The Ministry of Education, Science and Technology said on Tuesday that it recently studied 1,045 elementary and middle schools throughout the country to find the root causes of underachievement in schools.

Their study showed that 20 percent of the students classified as underachievers were suffering from emotional and behavioral disorders such as ADHD, dyslexia and depression.

Twelve percent of the struggling students had cognitive problems, such as a lack of comprehension of memory, while 68 percent had external factors that explained their poor performances, including bad family environments.

The Gyeonggi Provincial Office of Education also studied first graders in the province and found that 8.9 percent of all the students were either suffering from or showing preliminary signs of ADHD.

In fact, the Education Ministry was able to decrease the number of underachieving elementary, middle and high school students from an average of 7.2 percent in 2008 to 3.7 percent in 2010 by implementing the national student assessment program.

But over the years, the government realized that many of the underachieving students had treatable problems and decided to focus on getting them treatment.

According to the ministry, it will invest 60 billion won ($51.84 million) over two years starting next year at five education offices in Seoul, Daegu, Daejeon, South Jeolla and North Gyeongsang as a starter program. Students from these five regions can receive tests through their schools and will be treated for ADHD, depression, dyslexia and Internet addiction at 30 clinics in the five regions staffed with professional counselors and doctors.

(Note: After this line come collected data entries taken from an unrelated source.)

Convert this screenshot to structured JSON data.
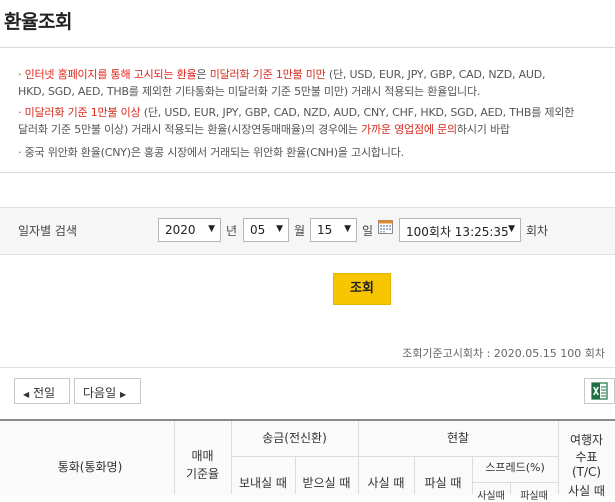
{
  "page": {
    "title": "환율조회"
  },
  "notice": {
    "line1": {
      "a": "인터넷 홈페이지를 통해 고시되는 환율",
      "b": "은 ",
      "c": "미달러화 기준 1만불 미만",
      "d": " (단, USD, EUR, JPY, GBP, CAD, NZD, AUD,"
    },
    "line2": "HKD, SGD, AED, THB를 제외한 기타통화는 미달러화 기준 5만불 미만) 거래시 적용되는 환율입니다.",
    "line3": {
      "a": "미달러화 기준 1만불 이상",
      "b": " (단, USD, EUR, JPY, GBP, CAD, NZD, AUD, CNY, CHF, HKD, SGD, AED, THB를 제외한"
    },
    "line4": {
      "a": "달러화 기준 5만불 이상) 거래시 적용되는 환율(시장연동매매율)의 경우에는 ",
      "b": "가까운 영업점에 문의",
      "c": "하시기 바랍"
    },
    "line5": "중국 위안화 환율(CNY)은 홍콩 시장에서 거래되는 위안화 환율(CNH)을 고시합니다."
  },
  "search": {
    "label": "일자별 검색",
    "year": "2020",
    "year_unit": "년",
    "month": "05",
    "month_unit": "월",
    "day": "15",
    "day_unit": "일",
    "round": "100회차 13:25:35",
    "round_unit": "회차",
    "button": "조회"
  },
  "reference": "조회기준고시회차 : 2020.05.15 100 회차",
  "pager": {
    "prev": "전일",
    "next": "다음일"
  },
  "table": {
    "currency": "통화(통화명)",
    "base_rate_1": "매매",
    "base_rate_2": "기준율",
    "remit": "송금(전신환)",
    "remit_send": "보내실 때",
    "remit_receive": "받으실 때",
    "cash": "현찰",
    "cash_buy": "사실 때",
    "cash_sell": "파실 때",
    "spread": "스프레드(%)",
    "spread_buy": "사실때",
    "spread_sell": "파실때",
    "tc_1": "여행자",
    "tc_2": "수표",
    "tc_3": "(T/C)",
    "tc_4": "사실 때"
  }
}
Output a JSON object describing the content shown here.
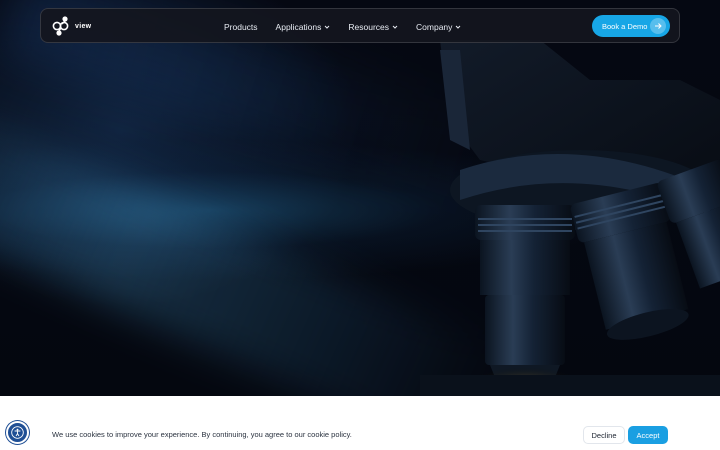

“Mental health tests will not be compulsory for all students out of respect for them and their parents,” said an official from the Education Ministry.

Moreover, the ministry said it will give more training to teachers to better supervise students who suffer from emotional and behavioral disorders. Training programs for parents will also be expanded.

“The existing government support for these students was focused on first to fourth grades in elementary school and freshmen in high schools but we will expand the range to include all students in elementary, middle and high schools,” said the ministry official.